Friday, June 21, 2019

The lost decade

I like tennis at the moment. I recall blogging here, at some point in the distant past, that tennis was rubbish, but it's got better since then. One main reason for that is the continued dominance of three comparatively elderly men, which is always nice to see in any competitive sport (mind or otherwise).

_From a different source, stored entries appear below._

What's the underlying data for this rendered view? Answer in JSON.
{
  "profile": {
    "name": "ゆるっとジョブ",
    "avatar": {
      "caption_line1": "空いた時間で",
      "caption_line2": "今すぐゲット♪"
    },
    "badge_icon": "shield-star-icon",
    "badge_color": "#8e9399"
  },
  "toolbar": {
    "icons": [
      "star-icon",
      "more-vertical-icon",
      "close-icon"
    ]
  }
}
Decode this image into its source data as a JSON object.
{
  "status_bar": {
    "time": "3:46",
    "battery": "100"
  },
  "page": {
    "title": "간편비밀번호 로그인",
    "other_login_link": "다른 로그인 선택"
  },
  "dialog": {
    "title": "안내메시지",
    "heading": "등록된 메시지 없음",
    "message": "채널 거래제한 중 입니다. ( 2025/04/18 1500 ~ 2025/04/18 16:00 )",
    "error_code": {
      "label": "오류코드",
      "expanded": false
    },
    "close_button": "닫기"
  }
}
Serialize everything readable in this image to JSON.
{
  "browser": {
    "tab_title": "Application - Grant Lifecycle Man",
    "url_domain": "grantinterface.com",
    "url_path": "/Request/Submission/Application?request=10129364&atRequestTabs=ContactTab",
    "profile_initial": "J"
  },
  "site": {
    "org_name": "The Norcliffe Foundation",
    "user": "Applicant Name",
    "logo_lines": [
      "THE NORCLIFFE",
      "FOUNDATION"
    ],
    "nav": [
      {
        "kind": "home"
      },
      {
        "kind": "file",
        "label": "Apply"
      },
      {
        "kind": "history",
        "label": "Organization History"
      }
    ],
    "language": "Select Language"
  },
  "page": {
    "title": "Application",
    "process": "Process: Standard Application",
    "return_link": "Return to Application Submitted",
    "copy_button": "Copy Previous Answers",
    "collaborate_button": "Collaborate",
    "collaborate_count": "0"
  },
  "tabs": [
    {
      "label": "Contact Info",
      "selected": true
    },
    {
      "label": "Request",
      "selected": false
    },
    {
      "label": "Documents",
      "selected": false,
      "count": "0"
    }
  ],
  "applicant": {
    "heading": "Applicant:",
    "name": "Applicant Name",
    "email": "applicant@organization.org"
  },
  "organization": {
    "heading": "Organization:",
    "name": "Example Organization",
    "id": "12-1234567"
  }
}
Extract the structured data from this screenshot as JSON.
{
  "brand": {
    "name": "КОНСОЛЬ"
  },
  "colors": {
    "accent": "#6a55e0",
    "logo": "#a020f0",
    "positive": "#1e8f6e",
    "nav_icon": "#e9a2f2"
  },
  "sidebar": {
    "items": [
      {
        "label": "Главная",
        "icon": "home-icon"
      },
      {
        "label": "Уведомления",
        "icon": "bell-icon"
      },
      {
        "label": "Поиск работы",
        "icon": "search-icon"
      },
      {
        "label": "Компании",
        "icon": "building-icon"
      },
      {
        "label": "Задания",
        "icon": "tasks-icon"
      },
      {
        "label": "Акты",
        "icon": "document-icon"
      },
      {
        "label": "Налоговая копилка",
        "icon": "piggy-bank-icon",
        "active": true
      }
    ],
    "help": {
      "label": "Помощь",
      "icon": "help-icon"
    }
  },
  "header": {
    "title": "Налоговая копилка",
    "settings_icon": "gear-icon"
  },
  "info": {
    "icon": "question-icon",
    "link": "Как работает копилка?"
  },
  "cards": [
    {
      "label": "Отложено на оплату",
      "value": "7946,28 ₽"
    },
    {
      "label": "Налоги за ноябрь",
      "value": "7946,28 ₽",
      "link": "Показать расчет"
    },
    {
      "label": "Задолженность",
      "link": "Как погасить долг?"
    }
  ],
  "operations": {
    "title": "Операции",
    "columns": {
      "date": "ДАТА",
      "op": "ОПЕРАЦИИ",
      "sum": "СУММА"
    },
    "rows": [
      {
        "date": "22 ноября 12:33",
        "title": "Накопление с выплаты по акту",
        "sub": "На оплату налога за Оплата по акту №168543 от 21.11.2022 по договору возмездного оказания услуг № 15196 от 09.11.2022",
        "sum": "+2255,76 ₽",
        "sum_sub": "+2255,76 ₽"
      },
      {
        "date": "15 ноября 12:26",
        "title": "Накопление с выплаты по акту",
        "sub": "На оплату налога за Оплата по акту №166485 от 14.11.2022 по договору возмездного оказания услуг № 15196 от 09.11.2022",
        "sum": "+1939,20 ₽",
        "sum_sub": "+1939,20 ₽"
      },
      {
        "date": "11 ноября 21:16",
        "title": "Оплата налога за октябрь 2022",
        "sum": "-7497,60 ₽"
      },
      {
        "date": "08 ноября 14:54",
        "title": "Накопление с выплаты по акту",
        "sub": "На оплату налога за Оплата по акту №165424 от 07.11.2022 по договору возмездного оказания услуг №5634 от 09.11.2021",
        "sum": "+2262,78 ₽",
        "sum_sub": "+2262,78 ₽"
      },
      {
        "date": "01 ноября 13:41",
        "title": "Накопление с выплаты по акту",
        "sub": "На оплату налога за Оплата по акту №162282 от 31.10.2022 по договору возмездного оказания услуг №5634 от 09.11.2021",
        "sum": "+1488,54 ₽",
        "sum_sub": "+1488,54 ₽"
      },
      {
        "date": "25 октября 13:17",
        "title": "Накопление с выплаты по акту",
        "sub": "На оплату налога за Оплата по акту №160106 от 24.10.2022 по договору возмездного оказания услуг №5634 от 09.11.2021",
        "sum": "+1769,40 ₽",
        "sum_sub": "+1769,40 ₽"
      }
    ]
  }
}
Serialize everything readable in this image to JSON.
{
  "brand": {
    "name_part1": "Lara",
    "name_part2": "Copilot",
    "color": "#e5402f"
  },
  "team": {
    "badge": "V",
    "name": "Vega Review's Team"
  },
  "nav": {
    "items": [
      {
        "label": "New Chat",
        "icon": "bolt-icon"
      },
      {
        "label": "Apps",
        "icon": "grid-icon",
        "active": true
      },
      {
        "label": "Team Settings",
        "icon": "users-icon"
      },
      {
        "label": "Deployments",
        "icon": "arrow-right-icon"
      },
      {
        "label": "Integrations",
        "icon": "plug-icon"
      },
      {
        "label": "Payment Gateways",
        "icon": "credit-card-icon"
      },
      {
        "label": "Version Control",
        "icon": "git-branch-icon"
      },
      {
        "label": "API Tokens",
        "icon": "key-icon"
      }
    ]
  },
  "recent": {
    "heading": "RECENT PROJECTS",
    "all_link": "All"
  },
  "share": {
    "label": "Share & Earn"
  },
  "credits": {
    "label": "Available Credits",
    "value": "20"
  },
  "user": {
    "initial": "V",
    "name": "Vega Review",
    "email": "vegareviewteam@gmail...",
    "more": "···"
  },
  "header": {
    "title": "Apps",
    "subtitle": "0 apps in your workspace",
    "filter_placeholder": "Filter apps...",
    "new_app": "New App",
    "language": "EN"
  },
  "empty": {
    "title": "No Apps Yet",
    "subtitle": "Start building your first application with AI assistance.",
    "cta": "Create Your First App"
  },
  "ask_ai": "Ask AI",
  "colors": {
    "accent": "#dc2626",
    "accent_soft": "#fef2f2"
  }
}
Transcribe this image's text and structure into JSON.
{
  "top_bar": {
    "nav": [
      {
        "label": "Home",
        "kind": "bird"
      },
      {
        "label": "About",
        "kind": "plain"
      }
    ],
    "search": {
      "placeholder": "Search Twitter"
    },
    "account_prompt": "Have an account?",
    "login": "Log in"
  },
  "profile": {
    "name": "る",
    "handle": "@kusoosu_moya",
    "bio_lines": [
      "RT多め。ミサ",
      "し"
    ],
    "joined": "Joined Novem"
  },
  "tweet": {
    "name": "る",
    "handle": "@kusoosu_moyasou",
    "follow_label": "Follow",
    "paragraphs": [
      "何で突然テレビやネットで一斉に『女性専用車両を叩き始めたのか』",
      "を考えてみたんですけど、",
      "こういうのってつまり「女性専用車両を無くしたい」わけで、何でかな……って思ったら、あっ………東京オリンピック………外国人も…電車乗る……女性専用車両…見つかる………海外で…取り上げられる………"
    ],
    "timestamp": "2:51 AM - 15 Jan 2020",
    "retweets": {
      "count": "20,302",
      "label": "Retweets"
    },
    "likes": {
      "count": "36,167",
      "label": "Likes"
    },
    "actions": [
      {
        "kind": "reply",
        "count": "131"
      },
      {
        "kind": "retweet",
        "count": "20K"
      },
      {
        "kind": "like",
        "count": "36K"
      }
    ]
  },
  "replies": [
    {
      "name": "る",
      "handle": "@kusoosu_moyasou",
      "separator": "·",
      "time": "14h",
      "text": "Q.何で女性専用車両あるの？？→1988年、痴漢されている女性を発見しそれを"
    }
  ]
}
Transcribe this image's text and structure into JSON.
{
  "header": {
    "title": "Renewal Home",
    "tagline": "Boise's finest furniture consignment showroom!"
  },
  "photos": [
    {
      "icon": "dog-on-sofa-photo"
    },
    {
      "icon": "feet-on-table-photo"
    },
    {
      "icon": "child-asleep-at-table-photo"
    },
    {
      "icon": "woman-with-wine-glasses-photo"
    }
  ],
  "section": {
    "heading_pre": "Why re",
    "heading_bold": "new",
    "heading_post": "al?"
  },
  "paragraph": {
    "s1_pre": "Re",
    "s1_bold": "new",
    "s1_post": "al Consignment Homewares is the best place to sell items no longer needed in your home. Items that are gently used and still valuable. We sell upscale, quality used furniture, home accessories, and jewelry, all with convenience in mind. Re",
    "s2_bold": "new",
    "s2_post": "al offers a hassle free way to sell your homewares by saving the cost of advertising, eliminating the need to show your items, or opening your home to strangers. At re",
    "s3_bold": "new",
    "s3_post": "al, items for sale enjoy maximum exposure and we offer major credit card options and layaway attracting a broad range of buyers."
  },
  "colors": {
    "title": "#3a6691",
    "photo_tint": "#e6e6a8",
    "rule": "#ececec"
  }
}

As a general rule, I like useful pieces of trivial knowledge, like the fact that nobody born in the 1990s has ever won a non-senior/junior/wheelchair/female men's singles grand slam tournament (tennis is a sport where you have to specify exactly what kind of people are allowed to compete in the competitions you're talking about), and dislike it when that kind of thing stops being true. So I'm pleased to see that the latest new star of the tennis world, Felix Auger-Aliassime, was born in 2000. Now he can go on and win Wimbledon if the 1980s generation finally get too old for it, and that line at the bottom of the chart can remain at zero and provide a trivial piece of interesting small talk forever!


(Although of course the real reason is that there aren't as many best-of-five-sets matches nowadays, so the younger generations take longer to build up the necessary stamina to play in them, and Young Felix hasn't really shown any signs of being an exception yet, but possibly that's another thing you're not supposed to mention in tennis. Tennis people are sensitive.)

Actually, the one I feel sorry for in all this arbitrary grouping into decades is Kei Nishikori, who was born on December 29, 1989. If he'd come along three days later, he would have had the added motivation of trying to be the first 1990s man to win a grand slam, and he'd probably have won dozens of them by now.